Kirkus Reviews QR Code
THE DISCOVERY OF KING ARTHUR by Geoffrey Ashe

THE DISCOVERY OF KING ARTHUR

By

Pub Date: Feb. 1st, 1984
ISBN: 0750942118
Publisher: Anchor/Doubleday

A step in an interesting direction. Ashe, author of several British-published books about the light shed on Arthurian legend by recent developments in pre-Saxon archaeology, provides a) a general popular survey of the major texts bearing or possibly bearing on Arthur (from Gildas, Nennius, and Geoffrey of Monmouth to chroniclers of the Frankish, Gothic, and Saxon migrations); b) a brief account of the survival of quasi-Roman values in the post-Roman West; and c) a claim to have identified a historical original of the legendary Arthur. The first two are fairly well-trodden ground, and Ashe tends to rather grand generalizations and summaries when not grappling with the specific details he needs to corroborate his identification. That identification, however, rests on some highly worthwhile thinking. Ashe decided to examine a part of the legend that has seldom been regarded as central: the story that Arthur took an army to Burgundy in a campaign involving a Roman emperor.
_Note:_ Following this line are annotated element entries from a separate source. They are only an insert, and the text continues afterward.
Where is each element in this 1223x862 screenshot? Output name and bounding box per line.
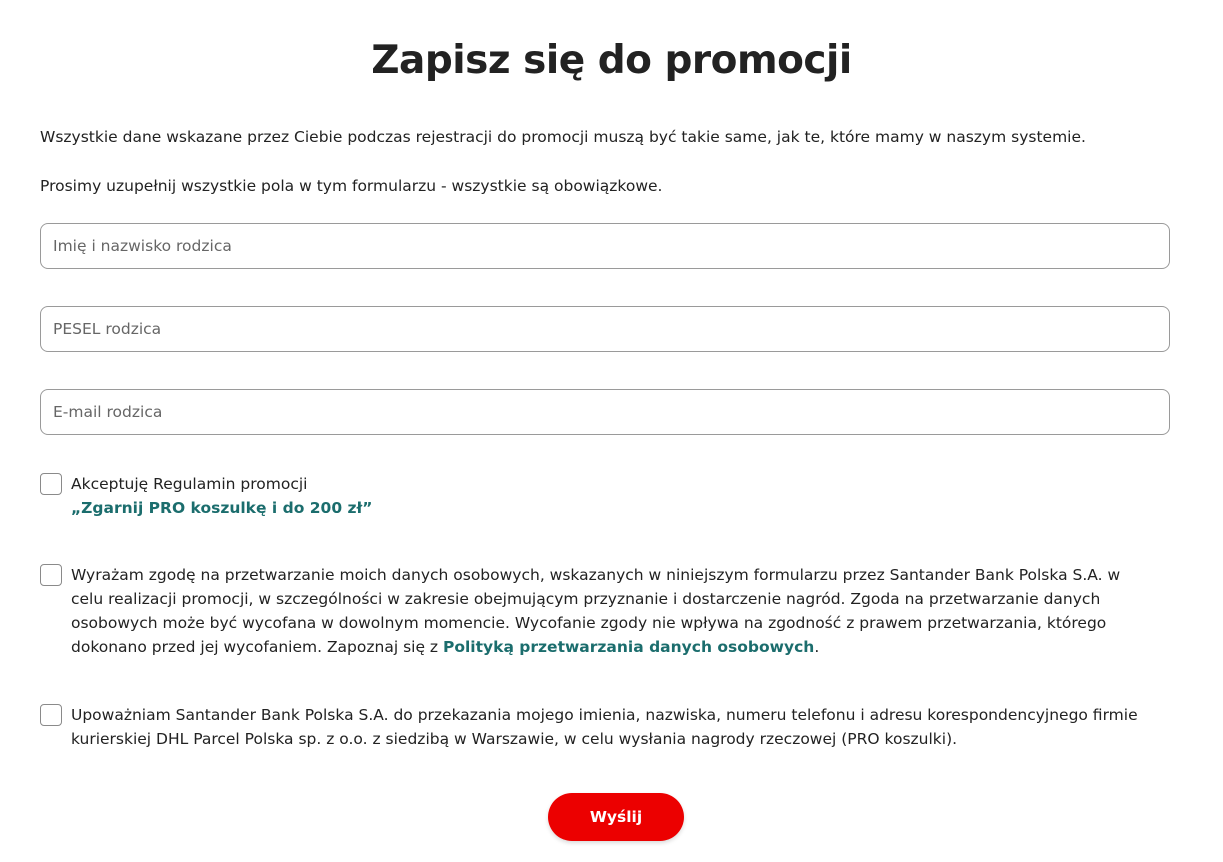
terms-label: Akceptuję Regulamin promocji (71, 475, 308, 493)
courier-authorization-checkbox[interactable] (40, 704, 62, 726)
data-processing-text: Wyrażam zgodę na przetwarzanie moich danych osobowych, wskazanych w niniejszym formularzu przez Santander Bank Polska S.A. w celu realizacji promocji, w szczególności w zakresie obejmującym przyznanie i dostarczenie nagród. Zgoda na przetwarzanie danych osobowych może być wycofana w dowolnym momencie. Wycofanie zgody nie wpływa na zgodność z prawem przetwarzania, którego dokonano przed jej wycofaniem. Zapoznaj się z (71, 566, 1121, 656)
terms-checkbox[interactable] (40, 473, 62, 495)
data-processing-consent-text (71, 563, 1141, 659)
terms-link[interactable]: „Zgarnij PRO koszulkę i do 200 zł” (71, 499, 373, 517)
data-processing-text-end: . (814, 638, 820, 656)
terms-consent-text (71, 472, 1141, 520)
parent-pesel-field[interactable] (40, 306, 1170, 352)
intro-text-required-fields: Prosimy uzupełnij wszystkie pola w tym formularzu - wszystkie są obowiązkowe. (40, 177, 663, 195)
parent-pesel-input[interactable] (41, 307, 1169, 351)
parent-name-field[interactable] (40, 223, 1170, 269)
parent-name-input[interactable] (41, 224, 1169, 268)
parent-email-field[interactable] (40, 389, 1170, 435)
submit-button[interactable]: Wyślij (548, 793, 684, 841)
privacy-policy-link[interactable]: Polityką przetwarzania danych osobowych (442, 638, 815, 656)
intro-text-data-consistency: Wszystkie dane wskazane przez Ciebie podczas rejestracji do promocji muszą być takie same, jak te, które mamy w naszym systemie. (40, 128, 1086, 146)
courier-authorization-text: Upoważniam Santander Bank Polska S.A. do przekazania mojego imienia, nazwiska, numeru telefonu i adresu korespondencyjnego firmie kurierskiej DHL Parcel Polska sp. z o.o. z siedzibą w Warszawie, w celu wysłania nagrody rzeczowej (PRO koszulki). (71, 706, 1138, 748)
data-processing-checkbox[interactable] (40, 564, 62, 586)
parent-email-input[interactable] (41, 390, 1169, 434)
page-title: Zapisz się do promocji (371, 38, 852, 83)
Looking around for evidence of such an expedition, he came on a fifth-century King of the Britons identified in contemporary sources as Riothamus or Riotimus (probably a title, ""Highest King,"" rather than a proper name), who is indeed reported to have led an army into Gaul against the Visigoths and whose dates can perhaps be juggled to accommodate at least some of the anti-Saxon campaigns claimed for the legendary Arthur. Riothamus is last mentioned escaping into Burgundy--curiously, the site of the only legitimately identifiable ""Avallon."" Though this is a book rather meagerly padded out around its one real contribution, Ashe is almost surely correct in thinking that traces of Arthur's presence on the Continent represent the most promising line of current investigation.